Hi,
I am using a log-linearized model, but for some cases I need to calculate the steady state values, for which non-linear equations should be solved, for instance, something like this for n_ss:
(theta-1)(n_ss-1)/(thetan_ss-theta+1)*n_ss^((2-theta)/(theta-1))L_ss^(-phi)+deltaeta/(1-delta)=0
How should I proceed (I was thinking to write this in the parameters block, but system of nonlinear equations should be solved)?
Thank you in advance.
Please have a look at example3.mod in Dynare’s example folder. There a steady state model-block is used to call a solver.
Dear Johannes,
Thank you for the reply. I actually did it, but got an error:
??? Error using ==> print_info at 80
The steady state contains NaN or Inf
Could you please have a look at the attached files to advise what might be wrong there?
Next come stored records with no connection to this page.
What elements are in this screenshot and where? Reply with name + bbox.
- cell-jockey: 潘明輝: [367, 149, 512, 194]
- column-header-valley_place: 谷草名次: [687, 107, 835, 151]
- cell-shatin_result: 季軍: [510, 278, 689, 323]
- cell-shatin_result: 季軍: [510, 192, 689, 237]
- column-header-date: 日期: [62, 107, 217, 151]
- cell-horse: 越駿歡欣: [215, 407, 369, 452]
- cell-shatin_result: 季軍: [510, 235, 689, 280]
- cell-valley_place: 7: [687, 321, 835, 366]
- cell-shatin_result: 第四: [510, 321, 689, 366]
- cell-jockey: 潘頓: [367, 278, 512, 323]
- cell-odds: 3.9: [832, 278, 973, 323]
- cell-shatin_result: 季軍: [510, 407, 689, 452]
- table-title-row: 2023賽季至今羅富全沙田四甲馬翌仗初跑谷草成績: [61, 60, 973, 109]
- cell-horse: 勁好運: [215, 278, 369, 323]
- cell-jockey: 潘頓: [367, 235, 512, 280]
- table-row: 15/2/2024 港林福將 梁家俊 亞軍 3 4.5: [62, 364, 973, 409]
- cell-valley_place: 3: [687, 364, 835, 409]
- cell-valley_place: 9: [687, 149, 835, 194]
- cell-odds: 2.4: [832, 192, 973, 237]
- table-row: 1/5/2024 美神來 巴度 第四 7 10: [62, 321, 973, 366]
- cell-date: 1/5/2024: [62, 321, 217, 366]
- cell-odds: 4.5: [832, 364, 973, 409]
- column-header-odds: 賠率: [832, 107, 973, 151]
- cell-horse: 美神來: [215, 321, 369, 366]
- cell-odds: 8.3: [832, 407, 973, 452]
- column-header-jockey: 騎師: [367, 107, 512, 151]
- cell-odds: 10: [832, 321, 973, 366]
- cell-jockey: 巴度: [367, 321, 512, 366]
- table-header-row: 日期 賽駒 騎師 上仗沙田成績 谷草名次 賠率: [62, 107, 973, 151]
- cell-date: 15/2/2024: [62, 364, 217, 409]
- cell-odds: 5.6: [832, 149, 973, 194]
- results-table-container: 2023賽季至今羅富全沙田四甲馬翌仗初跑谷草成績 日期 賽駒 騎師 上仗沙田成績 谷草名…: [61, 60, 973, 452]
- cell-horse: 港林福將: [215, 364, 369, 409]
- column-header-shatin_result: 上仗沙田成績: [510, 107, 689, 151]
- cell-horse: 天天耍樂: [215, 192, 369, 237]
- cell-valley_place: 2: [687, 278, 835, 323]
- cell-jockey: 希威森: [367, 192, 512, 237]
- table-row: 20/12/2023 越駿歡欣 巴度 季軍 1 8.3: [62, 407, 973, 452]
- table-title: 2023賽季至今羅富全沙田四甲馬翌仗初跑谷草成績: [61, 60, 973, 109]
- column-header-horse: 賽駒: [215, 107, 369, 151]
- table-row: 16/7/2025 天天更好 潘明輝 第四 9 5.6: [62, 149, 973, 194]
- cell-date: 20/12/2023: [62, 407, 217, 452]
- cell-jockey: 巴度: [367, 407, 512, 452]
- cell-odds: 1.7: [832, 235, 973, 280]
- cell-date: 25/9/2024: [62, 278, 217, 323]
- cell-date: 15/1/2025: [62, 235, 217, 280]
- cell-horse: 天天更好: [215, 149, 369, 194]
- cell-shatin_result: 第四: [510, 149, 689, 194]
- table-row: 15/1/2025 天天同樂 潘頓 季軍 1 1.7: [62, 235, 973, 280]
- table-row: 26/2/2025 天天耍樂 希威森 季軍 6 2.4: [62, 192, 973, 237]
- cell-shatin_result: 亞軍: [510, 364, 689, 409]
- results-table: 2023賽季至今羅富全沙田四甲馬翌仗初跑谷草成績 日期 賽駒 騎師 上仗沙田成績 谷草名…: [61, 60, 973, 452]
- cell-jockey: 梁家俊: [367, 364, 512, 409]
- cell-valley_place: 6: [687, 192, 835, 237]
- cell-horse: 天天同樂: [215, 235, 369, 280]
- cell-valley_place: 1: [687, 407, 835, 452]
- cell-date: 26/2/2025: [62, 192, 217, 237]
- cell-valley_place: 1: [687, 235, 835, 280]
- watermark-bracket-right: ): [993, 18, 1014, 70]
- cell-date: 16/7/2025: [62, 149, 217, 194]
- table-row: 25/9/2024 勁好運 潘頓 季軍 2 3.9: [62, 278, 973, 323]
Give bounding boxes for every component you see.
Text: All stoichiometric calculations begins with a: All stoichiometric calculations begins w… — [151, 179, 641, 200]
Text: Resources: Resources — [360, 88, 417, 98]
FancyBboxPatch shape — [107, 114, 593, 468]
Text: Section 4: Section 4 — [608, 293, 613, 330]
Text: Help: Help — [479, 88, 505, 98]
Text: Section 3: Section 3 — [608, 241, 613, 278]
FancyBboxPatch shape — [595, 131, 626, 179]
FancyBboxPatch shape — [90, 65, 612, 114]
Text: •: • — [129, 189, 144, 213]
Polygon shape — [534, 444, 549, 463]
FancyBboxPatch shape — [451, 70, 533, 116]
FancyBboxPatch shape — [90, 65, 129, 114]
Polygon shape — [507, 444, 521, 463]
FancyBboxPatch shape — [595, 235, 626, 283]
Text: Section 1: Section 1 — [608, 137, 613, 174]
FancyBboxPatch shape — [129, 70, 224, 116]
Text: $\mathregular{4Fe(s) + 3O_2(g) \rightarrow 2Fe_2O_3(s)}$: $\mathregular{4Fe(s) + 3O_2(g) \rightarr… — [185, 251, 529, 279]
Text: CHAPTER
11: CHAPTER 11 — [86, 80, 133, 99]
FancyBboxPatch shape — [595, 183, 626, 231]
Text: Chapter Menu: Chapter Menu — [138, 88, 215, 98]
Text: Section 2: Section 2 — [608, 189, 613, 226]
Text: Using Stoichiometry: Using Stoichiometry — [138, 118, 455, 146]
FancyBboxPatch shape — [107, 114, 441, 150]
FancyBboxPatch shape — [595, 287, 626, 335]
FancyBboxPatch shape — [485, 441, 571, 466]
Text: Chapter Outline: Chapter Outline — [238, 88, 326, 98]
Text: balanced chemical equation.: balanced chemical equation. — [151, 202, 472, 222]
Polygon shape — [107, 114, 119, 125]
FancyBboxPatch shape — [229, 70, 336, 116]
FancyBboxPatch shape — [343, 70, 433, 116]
In the log-linearized version of model steady state values for some variables appear, this is why I need to calculate them (for which non-linear equation should be solved).
Thanks in advance.
cc_steady_state_helper.m (270 Bytes)
cc.mod (1.54 KB)
To correctly handle parameter dependence, you need to move the recursive parameter definitions that depend on n_ss into the steady_state_model-block:
steady_state_model;
n_ss=cc_steady_state_helper(eta,beta,delta,theta);
L_ss=n_ss*eta*(1-beta*(1-delta))/(beta*(1-delta))*(n_ss^(1/(theta-1))*A_ss*(1-(theta-1)*(n_ss-1)/(theta*n_ss-theta+1)))^(-1);
mc_ss=(theta-1)*(n_ss-1)/(theta*n_ss-theta+1)*n_ss^(1/(theta-1));
d_ss=eta*(1-beta*(1-delta))/(beta*(1-delta));
y_ss=A_ss*L_ss*n_ss^(1/(theta-1));
w_ss=mc_ss*A_ss;
c_ss=w_ss/(L_ss^phi);
ne_ss=n_ss*delta/(1-delta);
c=0;
i=0;
pie=0;
d=0;
ne=0;
y=0;
w=0;
mc=0;
L=0;
mu=0;
n=0;
A=0;
end;
Otherwise, when you define e.g. mc_ss to depend on n_ss, that n_ss has not yet been computed.
Dear Johannes,
It works. Thanks for your valuable help!